There are many things wrong with this, even if we were to ignore the fact that their models are not correct. In the paper they do not:
- provide an explanation as to their choice of potential drivers that they test
- discuss the global financial crisis of 2008. Could this also be a reason why the discontinuity is observed?
- talk about trends in the trade of other illegal wildlife products such as rhino horn and pangolin. These have also increased over the last few years and there have not been legal sales in these products.
- consider trade in other goods that might play a similar role to ivory within China. How has demand in these changed over the same time period? In which case how does this match with the demand for ivory?
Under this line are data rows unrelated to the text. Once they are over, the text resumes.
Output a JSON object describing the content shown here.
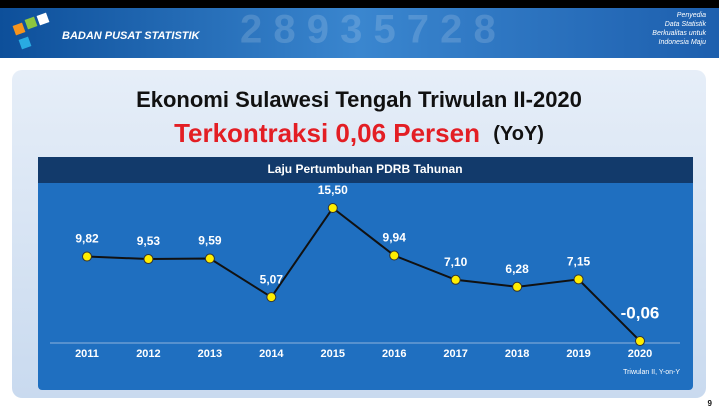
{
  "header": {
    "org": "BADAN PUSAT STATISTIK",
    "tagline": [
      "Penyedia",
      "Data Statistik",
      "Berkualitas untuk",
      "Indonesia Maju"
    ]
  },
  "slide": {
    "title": "Ekonomi Sulawesi Tengah Triwulan II-2020",
    "headline": "Terkontraksi 0,06 Persen",
    "headline_suffix": "(YoY)",
    "page": "9"
  },
  "chart_data": {
    "type": "line",
    "title": "Laju Pertumbuhan PDRB Tahunan",
    "categories": [
      "2011",
      "2012",
      "2013",
      "2014",
      "2015",
      "2016",
      "2017",
      "2018",
      "2019",
      "2020"
    ],
    "values": [
      9.82,
      9.53,
      9.59,
      5.07,
      15.5,
      9.94,
      7.1,
      6.28,
      7.15,
      -0.06
    ],
    "value_labels": [
      "9,82",
      "9,53",
      "9,59",
      "5,07",
      "15,50",
      "9,94",
      "7,10",
      "6,28",
      "7,15",
      "-0,06"
    ],
    "color": "#111111",
    "marker_color": "#ffee00",
    "note": "Triwulan II, Y-on-Y"
  }
}
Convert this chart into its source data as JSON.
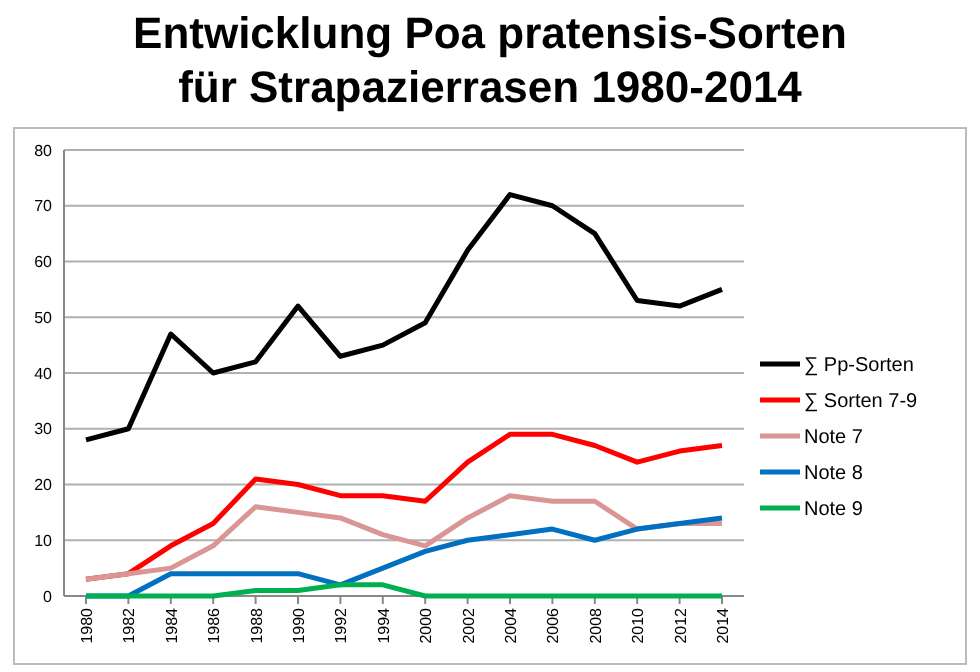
{
  "chart_data": {
    "type": "line",
    "title": "Entwicklung Poa pratensis-Sorten\nfür Strapazierrasen 1980-2014",
    "categories": [
      "1980",
      "1982",
      "1984",
      "1986",
      "1988",
      "1990",
      "1992",
      "1994",
      "2000",
      "2002",
      "2004",
      "2006",
      "2008",
      "2010",
      "2012",
      "2014"
    ],
    "series": [
      {
        "name": "∑ Pp-Sorten",
        "color": "#000000",
        "values": [
          28,
          30,
          47,
          40,
          42,
          52,
          43,
          45,
          49,
          62,
          72,
          70,
          65,
          53,
          52,
          55
        ]
      },
      {
        "name": "∑ Sorten 7-9",
        "color": "#ff0000",
        "values": [
          3,
          4,
          9,
          13,
          21,
          20,
          18,
          18,
          17,
          24,
          29,
          29,
          27,
          24,
          26,
          27
        ]
      },
      {
        "name": "Note 7",
        "color": "#d99694",
        "values": [
          3,
          4,
          5,
          9,
          16,
          15,
          14,
          11,
          9,
          14,
          18,
          17,
          17,
          12,
          13,
          13
        ]
      },
      {
        "name": "Note 8",
        "color": "#0070c0",
        "values": [
          0,
          0,
          4,
          4,
          4,
          4,
          2,
          5,
          8,
          10,
          11,
          12,
          10,
          12,
          13,
          14
        ]
      },
      {
        "name": "Note 9",
        "color": "#00b050",
        "values": [
          0,
          0,
          0,
          0,
          1,
          1,
          2,
          2,
          0,
          0,
          0,
          0,
          0,
          0,
          0,
          0
        ]
      }
    ],
    "ylim": [
      0,
      80
    ],
    "yticks": [
      0,
      10,
      20,
      30,
      40,
      50,
      60,
      70,
      80
    ],
    "grid": "y",
    "legend": "right",
    "marker": "none",
    "line_style": "solid"
  }
}
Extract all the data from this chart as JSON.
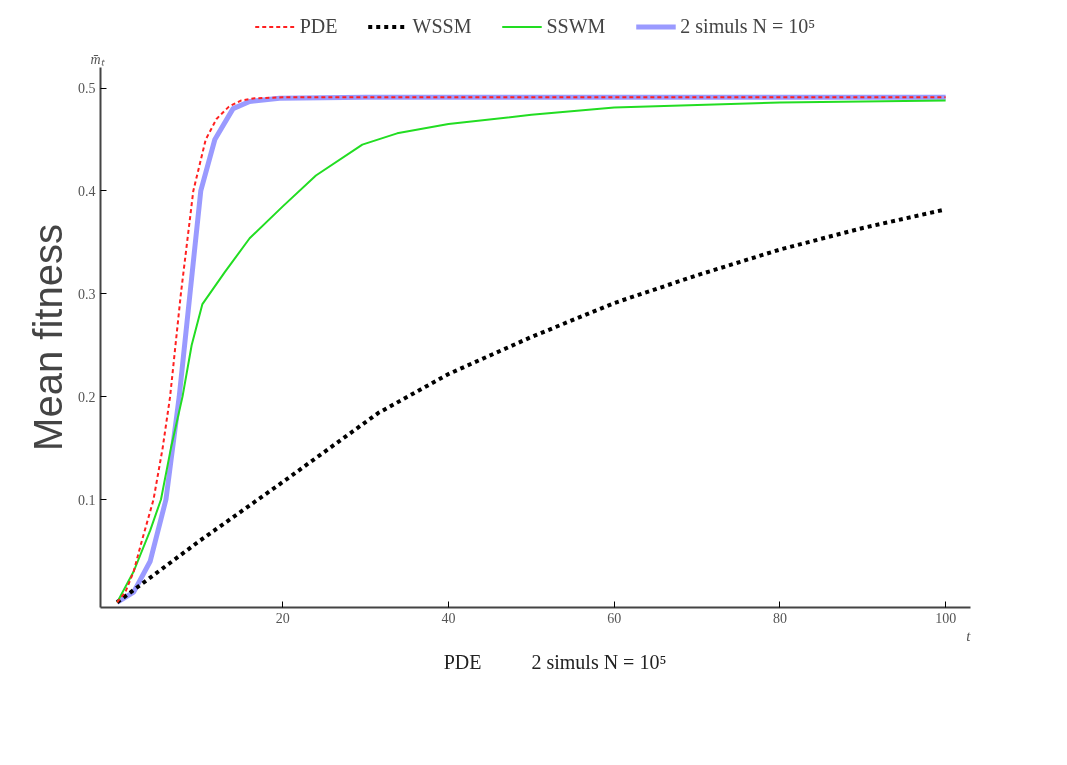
{
  "chart_data": {
    "type": "line",
    "xlabel": "t",
    "ylabel": "Mean fitness",
    "annotations": [
      "m̄ₜ",
      "PDE",
      "2 simuls N = 10⁵"
    ],
    "xlim": [
      -2,
      103
    ],
    "ylim": [
      -0.005,
      0.52
    ],
    "xticks": [
      20,
      40,
      60,
      80,
      100
    ],
    "yticks": [
      0.1,
      0.2,
      0.3,
      0.4,
      0.5
    ],
    "legend": "top",
    "grid": false,
    "series": [
      {
        "name": "PDE",
        "color": "#ff2020",
        "line_style": "dashed",
        "x": [
          0,
          1,
          2,
          3,
          4.4,
          5.5,
          6.4,
          7.7,
          9.2,
          10.7,
          12,
          13.5,
          15,
          16.6,
          20,
          30,
          50,
          100
        ],
        "values": [
          0,
          0.01,
          0.03,
          0.06,
          0.1,
          0.15,
          0.2,
          0.3,
          0.4,
          0.45,
          0.47,
          0.482,
          0.488,
          0.49,
          0.491,
          0.491,
          0.491,
          0.491
        ]
      },
      {
        "name": "WSSM",
        "color": "#000000",
        "line_style": "dotted",
        "x": [
          0,
          5,
          10,
          20,
          31.5,
          40,
          50,
          60,
          70,
          80,
          90,
          100
        ],
        "values": [
          0,
          0.03,
          0.06,
          0.117,
          0.184,
          0.222,
          0.258,
          0.291,
          0.318,
          0.343,
          0.364,
          0.382
        ]
      },
      {
        "name": "SSWM",
        "color": "#22dd22",
        "line_style": "solid",
        "x": [
          0,
          2,
          4,
          5.3,
          6.5,
          7.9,
          9,
          10.3,
          13,
          16,
          20,
          24,
          29.6,
          33.8,
          40,
          50,
          60,
          80,
          100
        ],
        "values": [
          0,
          0.03,
          0.07,
          0.1,
          0.15,
          0.2,
          0.25,
          0.29,
          0.321,
          0.354,
          0.385,
          0.415,
          0.445,
          0.456,
          0.465,
          0.474,
          0.481,
          0.486,
          0.488
        ]
      },
      {
        "name": "2 simuls N = 10⁵",
        "color": "#8888ff",
        "line_style": "solid",
        "x": [
          0,
          2,
          4,
          5.9,
          7.5,
          8.8,
          10.1,
          11.8,
          14,
          16,
          19.6,
          30,
          50,
          100
        ],
        "values": [
          0,
          0.01,
          0.04,
          0.1,
          0.2,
          0.3,
          0.4,
          0.45,
          0.48,
          0.487,
          0.49,
          0.491,
          0.491,
          0.491
        ]
      }
    ]
  }
}
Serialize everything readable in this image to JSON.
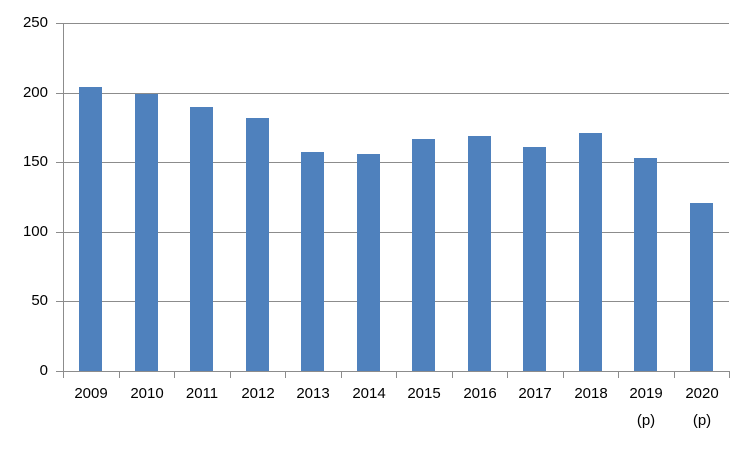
{
  "chart_data": {
    "type": "bar",
    "title": "",
    "xlabel": "",
    "ylabel": "",
    "categories": [
      "2009",
      "2010",
      "2011",
      "2012",
      "2013",
      "2014",
      "2015",
      "2016",
      "2017",
      "2018",
      "2019",
      "2020"
    ],
    "category_suffixes": [
      "",
      "",
      "",
      "",
      "",
      "",
      "",
      "",
      "",
      "",
      "(p)",
      "(p)"
    ],
    "values": [
      204,
      199,
      190,
      182,
      157,
      156,
      167,
      169,
      161,
      171,
      153,
      121
    ],
    "ylim": [
      0,
      250
    ],
    "yticks": [
      0,
      50,
      100,
      150,
      200,
      250
    ],
    "grid": true,
    "legend_position": "none",
    "colors": {
      "bar": "#4F81BD",
      "gridline": "#8C8C8C",
      "axis": "#8C8C8C",
      "text": "#000000",
      "background": "#FFFFFF"
    }
  }
}
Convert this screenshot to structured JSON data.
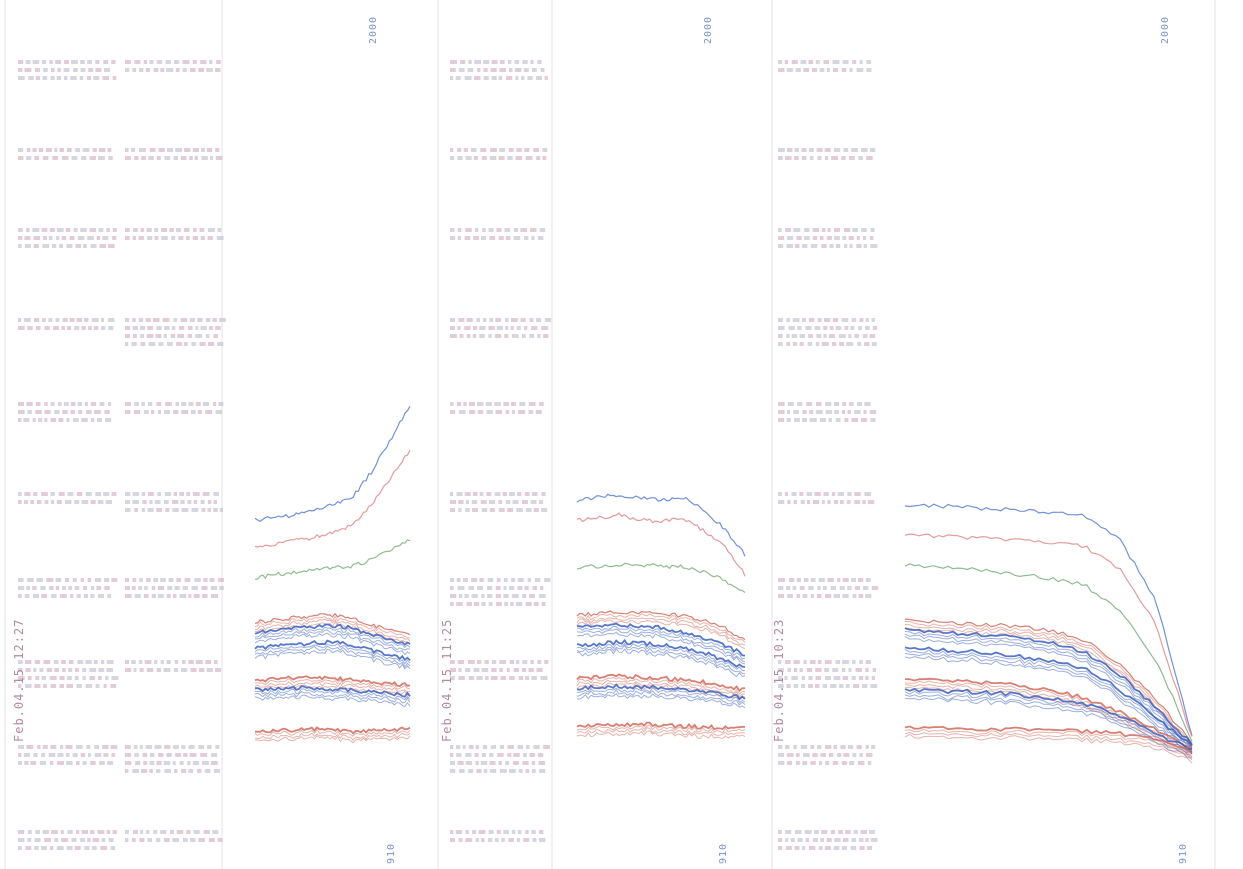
{
  "document": {
    "panels": [
      {
        "timestamp": "Feb.04.15 12:27",
        "corner_label": "2000",
        "bottom_label": "910"
      },
      {
        "timestamp": "Feb.04.15 11:25",
        "corner_label": "2000",
        "bottom_label": "910"
      },
      {
        "timestamp": "Feb.04.15 10:23",
        "corner_label": "2000",
        "bottom_label": "910"
      }
    ]
  },
  "chart_data": [
    {
      "type": "line",
      "series": [
        {
          "color": "#5a7fd0",
          "values": [
            520,
            518,
            515,
            510,
            505,
            498,
            472,
            440,
            405
          ]
        },
        {
          "color": "#e08a8a",
          "values": [
            548,
            545,
            540,
            538,
            532,
            525,
            505,
            478,
            450
          ]
        },
        {
          "color": "#7fae7f",
          "values": [
            578,
            575,
            572,
            570,
            568,
            566,
            560,
            550,
            540
          ]
        },
        {
          "color": "#d06a5a",
          "values": [
            622,
            620,
            618,
            616,
            615,
            617,
            625,
            630,
            635
          ]
        },
        {
          "color": "#3a5fc0",
          "values": [
            633,
            630,
            628,
            627,
            626,
            628,
            635,
            640,
            645
          ]
        },
        {
          "color": "#3a5fc0",
          "values": [
            648,
            646,
            645,
            643,
            642,
            645,
            650,
            655,
            660
          ]
        },
        {
          "color": "#d06a5a",
          "values": [
            680,
            679,
            678,
            677,
            678,
            680,
            682,
            684,
            685
          ]
        },
        {
          "color": "#3a5fc0",
          "values": [
            690,
            689,
            688,
            688,
            689,
            690,
            692,
            694,
            695
          ]
        },
        {
          "color": "#d06a5a",
          "values": [
            730,
            731,
            730,
            729,
            730,
            732,
            731,
            730,
            729
          ]
        }
      ]
    },
    {
      "type": "line",
      "series": [
        {
          "color": "#5a7fd0",
          "values": [
            500,
            497,
            495,
            498,
            500,
            497,
            510,
            528,
            555
          ]
        },
        {
          "color": "#e08a8a",
          "values": [
            520,
            518,
            515,
            520,
            522,
            518,
            530,
            545,
            575
          ]
        },
        {
          "color": "#7fae7f",
          "values": [
            568,
            566,
            565,
            565,
            566,
            567,
            572,
            580,
            592
          ]
        },
        {
          "color": "#d06a5a",
          "values": [
            615,
            614,
            612,
            613,
            614,
            616,
            620,
            628,
            640
          ]
        },
        {
          "color": "#3a5fc0",
          "values": [
            628,
            626,
            625,
            626,
            628,
            632,
            638,
            645,
            655
          ]
        },
        {
          "color": "#3a5fc0",
          "values": [
            645,
            644,
            642,
            643,
            645,
            648,
            652,
            660,
            668
          ]
        },
        {
          "color": "#d06a5a",
          "values": [
            678,
            677,
            676,
            677,
            678,
            680,
            682,
            686,
            690
          ]
        },
        {
          "color": "#3a5fc0",
          "values": [
            688,
            687,
            686,
            687,
            688,
            690,
            692,
            695,
            698
          ]
        },
        {
          "color": "#d06a5a",
          "values": [
            725,
            726,
            725,
            724,
            725,
            726,
            727,
            728,
            728
          ]
        }
      ]
    },
    {
      "type": "line",
      "series": [
        {
          "color": "#5a7fd0",
          "values": [
            505,
            506,
            508,
            510,
            512,
            515,
            540,
            600,
            735
          ]
        },
        {
          "color": "#e08a8a",
          "values": [
            535,
            536,
            538,
            540,
            542,
            546,
            570,
            625,
            738
          ]
        },
        {
          "color": "#7fae7f",
          "values": [
            565,
            567,
            570,
            574,
            578,
            585,
            610,
            660,
            740
          ]
        },
        {
          "color": "#d06a5a",
          "values": [
            620,
            622,
            624,
            626,
            630,
            640,
            665,
            700,
            742
          ]
        },
        {
          "color": "#3a5fc0",
          "values": [
            630,
            632,
            634,
            637,
            642,
            652,
            675,
            708,
            744
          ]
        },
        {
          "color": "#3a5fc0",
          "values": [
            648,
            650,
            652,
            656,
            660,
            668,
            690,
            718,
            746
          ]
        },
        {
          "color": "#d06a5a",
          "values": [
            678,
            680,
            682,
            685,
            690,
            698,
            712,
            730,
            748
          ]
        },
        {
          "color": "#3a5fc0",
          "values": [
            690,
            691,
            692,
            694,
            698,
            704,
            716,
            734,
            750
          ]
        },
        {
          "color": "#d06a5a",
          "values": [
            728,
            728,
            729,
            729,
            730,
            731,
            734,
            740,
            752
          ]
        }
      ]
    }
  ]
}
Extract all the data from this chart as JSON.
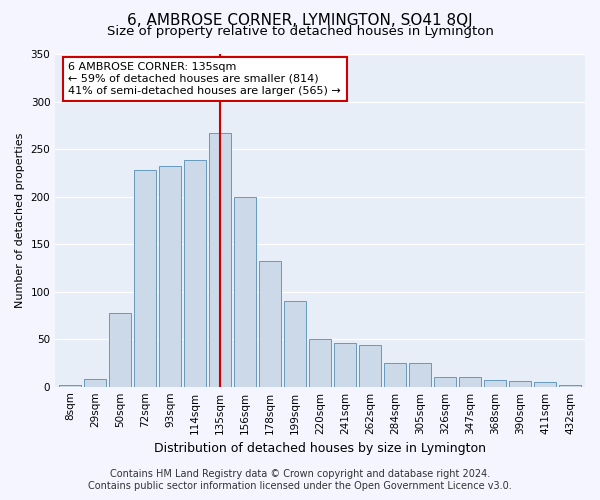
{
  "title": "6, AMBROSE CORNER, LYMINGTON, SO41 8QJ",
  "subtitle": "Size of property relative to detached houses in Lymington",
  "xlabel": "Distribution of detached houses by size in Lymington",
  "ylabel": "Number of detached properties",
  "categories": [
    "8sqm",
    "29sqm",
    "50sqm",
    "72sqm",
    "93sqm",
    "114sqm",
    "135sqm",
    "156sqm",
    "178sqm",
    "199sqm",
    "220sqm",
    "241sqm",
    "262sqm",
    "284sqm",
    "305sqm",
    "326sqm",
    "347sqm",
    "368sqm",
    "390sqm",
    "411sqm",
    "432sqm"
  ],
  "values": [
    2,
    8,
    77,
    228,
    232,
    238,
    267,
    200,
    132,
    90,
    50,
    46,
    44,
    25,
    25,
    10,
    10,
    7,
    6,
    5,
    2
  ],
  "highlight_index": 6,
  "bar_color": "#ccd9e8",
  "bar_edge_color": "#6699bb",
  "highlight_line_color": "#cc0000",
  "background_color": "#e8eef8",
  "fig_background_color": "#f5f5ff",
  "grid_color": "#ffffff",
  "annotation_line1": "6 AMBROSE CORNER: 135sqm",
  "annotation_line2": "← 59% of detached houses are smaller (814)",
  "annotation_line3": "41% of semi-detached houses are larger (565) →",
  "annotation_box_color": "#ffffff",
  "annotation_box_edge": "#cc0000",
  "footer_line1": "Contains HM Land Registry data © Crown copyright and database right 2024.",
  "footer_line2": "Contains public sector information licensed under the Open Government Licence v3.0.",
  "ylim": [
    0,
    350
  ],
  "yticks": [
    0,
    50,
    100,
    150,
    200,
    250,
    300,
    350
  ],
  "title_fontsize": 11,
  "subtitle_fontsize": 9.5,
  "xlabel_fontsize": 9,
  "ylabel_fontsize": 8,
  "tick_fontsize": 7.5,
  "footer_fontsize": 7,
  "annotation_fontsize": 8
}
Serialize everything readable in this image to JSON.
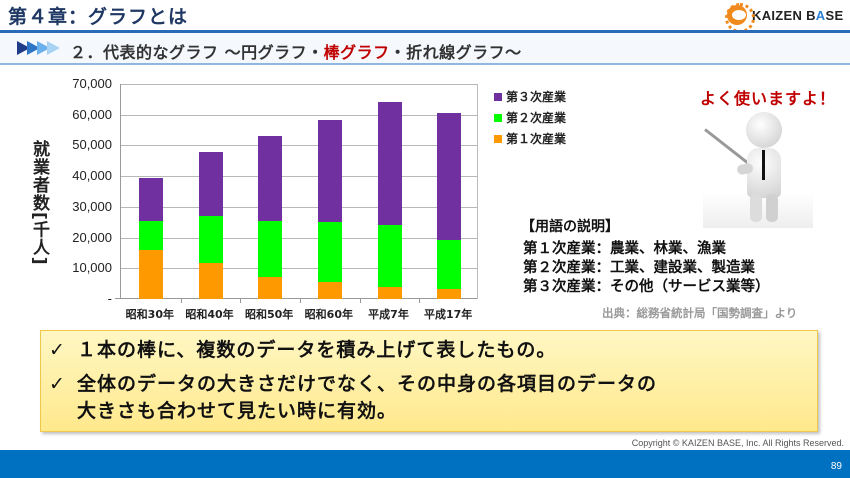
{
  "header": {
    "chapter_title": "第４章：グラフとは",
    "logo": {
      "prefix": "KAIZEN B",
      "accent": "A",
      "suffix": "SE",
      "icon": "gear-icon"
    }
  },
  "subheader": {
    "prefix": "２．代表的なグラフ ～円グラフ・",
    "highlight": "棒グラフ",
    "suffix": "・折れ線グラフ～",
    "icon": "chevron-arrows-icon"
  },
  "chart_data": {
    "type": "bar",
    "stacked": true,
    "title": "",
    "xlabel": "",
    "ylabel": "就業者数[千人]",
    "ylim": [
      0,
      70000
    ],
    "y_ticks": [
      "-",
      "10,000",
      "20,000",
      "30,000",
      "40,000",
      "50,000",
      "60,000",
      "70,000"
    ],
    "grid": true,
    "legend_position": "right",
    "categories": [
      "昭和30年",
      "昭和40年",
      "昭和50年",
      "昭和60年",
      "平成7年",
      "平成17年"
    ],
    "series": [
      {
        "name": "第１次産業",
        "color": "#ff9900",
        "values": [
          16000,
          11800,
          7300,
          5400,
          3800,
          3200
        ]
      },
      {
        "name": "第２次産業",
        "color": "#00ff00",
        "values": [
          9500,
          15200,
          18200,
          19600,
          20400,
          16000
        ]
      },
      {
        "name": "第３次産業",
        "color": "#7030a0",
        "values": [
          14000,
          21000,
          27500,
          33300,
          39800,
          41400
        ]
      }
    ],
    "legend": [
      "第３次産業",
      "第２次産業",
      "第１次産業"
    ]
  },
  "callout": {
    "text": "よく使いますよ！"
  },
  "glossary": {
    "title": "【用語の説明】",
    "lines": [
      "第１次産業：農業、林業、漁業",
      "第２次産業：工業、建設業、製造業",
      "第３次産業：その他（サービス業等）"
    ],
    "source": "出典：総務省統計局「国勢調査」より"
  },
  "summary": {
    "check": "✓",
    "items": [
      "１本の棒に、複数のデータを積み上げて表したもの。",
      "全体のデータの大きさだけでなく、その中身の各項目のデータの",
      "大きさも合わせて見たい時に有効。"
    ]
  },
  "footer": {
    "copyright": "Copyright ©  KAIZEN BASE, Inc.  All Rights Reserved.",
    "page_number": "89"
  }
}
- compared their models to a model which allows an increasing nonlinear trend in PIKE rather than a step change
The argument they use that a similar step change is not observed in their other potential drivers might work for a simple situation. But the illegal ivory trade is complex and dynamic with many different drivers operating on different spatial and temporal scales all along the trade chain. It is more likely that if the sale has had an effect it contributes to the increase in demand rather than being the sole reason for an increase in demand. Any analysis should therefore look at relative contribution of different drivers and how they describe changes in PIKE by modelling it in one comprehensive model.
Further criticisms of their approach and their modelling can be found here. To be clear, I am not commenting one way or the other about whether the sale of ivory is the, or one, reason for the illegal ivory trade. My concern is that this analysis and the conclusions it draws is flawed and should not be used to guide future policy on elephants.